Pouliot Ranch – Aaron, Peggy, Rachel and Erica Pouliot
Independence (Maple Plain), MN
Peggy’s family raised beef and were on the Tend-R-Leen program while she was growing up. She really enjoyed working with the calves. Aaron’s family milked cows. After they married, Aaron and Peggy started raising beef in 2003 with 4 steers. They currently market in the range of 30-40 head per year as whole, halves and quarters. In addition to their beef operation, the Pouliot’s also sell hay and do custom baling.
The cattle are primarily Holsteins and purchased from local dairies at about 1-3 weeks of age. Aaron and Peggy feed a Form-A-Feed Prime Life milk replacer, a starter/grower feed, and the Tend-R-Leen 375 finisher along with home grown shelled and ear corn plus alfalfa-grass mix hay. They recently invested in a self-feeder for the finishing pen and are very happy with it.
The steers are raised to a finishing weight of around 1,400-1,450 pounds to get a carcass weight around 800-850 pounds, which is what the Pouliot’s customers are looking for. All cattle are pre-sold and require a down payment. The cattle are processed at a local butcher facility. The Pouliot’s deliver the animal live to the butcher, have the customer call with cutting instructions and have the customer pick up the final product from the farm. The pricing to the customer includes all butcher costs. They try to sell year-round but certain times of the year can be slow. Another challenge is getting appointment times scheduled at the butcher, which has been especially challenging this year.

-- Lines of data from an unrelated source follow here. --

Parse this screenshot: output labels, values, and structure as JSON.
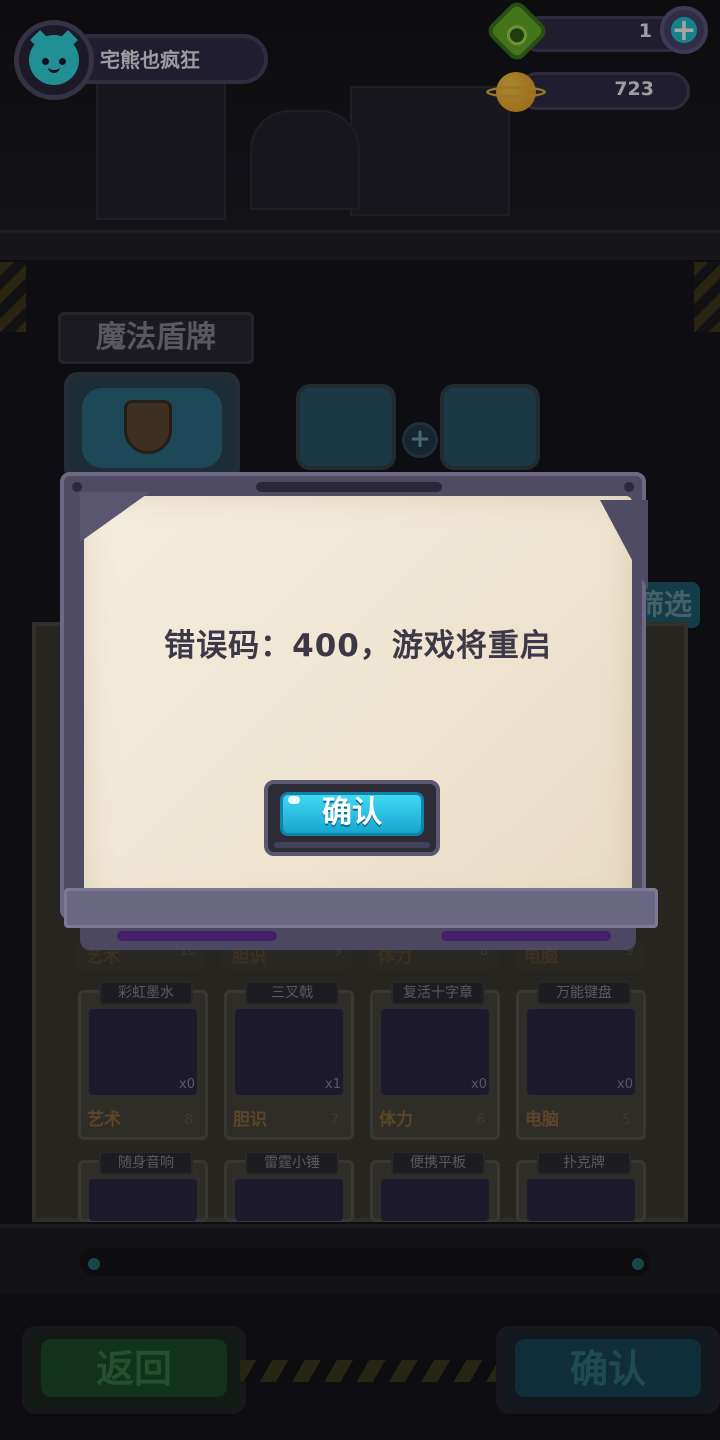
{
  "hud": {
    "player_name": "宅熊也疯狂",
    "currency_1_value": "1",
    "currency_2_value": "723",
    "add_label": "+"
  },
  "background": {
    "section_title": "魔法盾牌",
    "filter_label": "筛选",
    "slot_plus": "+",
    "partial_row": [
      {
        "stat": "艺术",
        "value": "10"
      },
      {
        "stat": "胆识",
        "value": "9"
      },
      {
        "stat": "体力",
        "value": "8"
      },
      {
        "stat": "电脑",
        "value": "9"
      }
    ],
    "items_row_1": [
      {
        "name": "彩虹墨水",
        "count": "x0",
        "stat": "艺术",
        "value": "8"
      },
      {
        "name": "三叉戟",
        "count": "x1",
        "stat": "胆识",
        "value": "7"
      },
      {
        "name": "复活十字章",
        "count": "x0",
        "stat": "体力",
        "value": "6"
      },
      {
        "name": "万能键盘",
        "count": "x0",
        "stat": "电脑",
        "value": "5"
      }
    ],
    "items_row_2": [
      {
        "name": "随身音响"
      },
      {
        "name": "雷霆小锤"
      },
      {
        "name": "便携平板"
      },
      {
        "name": "扑克牌"
      }
    ],
    "back_button": "返回",
    "confirm_button": "确认"
  },
  "dialog": {
    "message": "错误码：400，游戏将重启",
    "confirm_label": "确认"
  },
  "colors": {
    "accent_cyan": "#22c6d6",
    "confirm_blue": "#18a5cf",
    "paper": "#f2eadb",
    "frame_purple": "#4e4b63"
  }
}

The Pouliot’s do three types of advertising: Minnesota Grown Directory, on-line presence on both Facebook and website www.pouliotranch.com, and word of mouth, which is the #1 form of getting new business. Aaron likes working with the public. The family loves raising steers and Aaron says they are “Livin the dream.” The cattle receive exceptional care and potential customers are always welcome to stop in and look at the animals.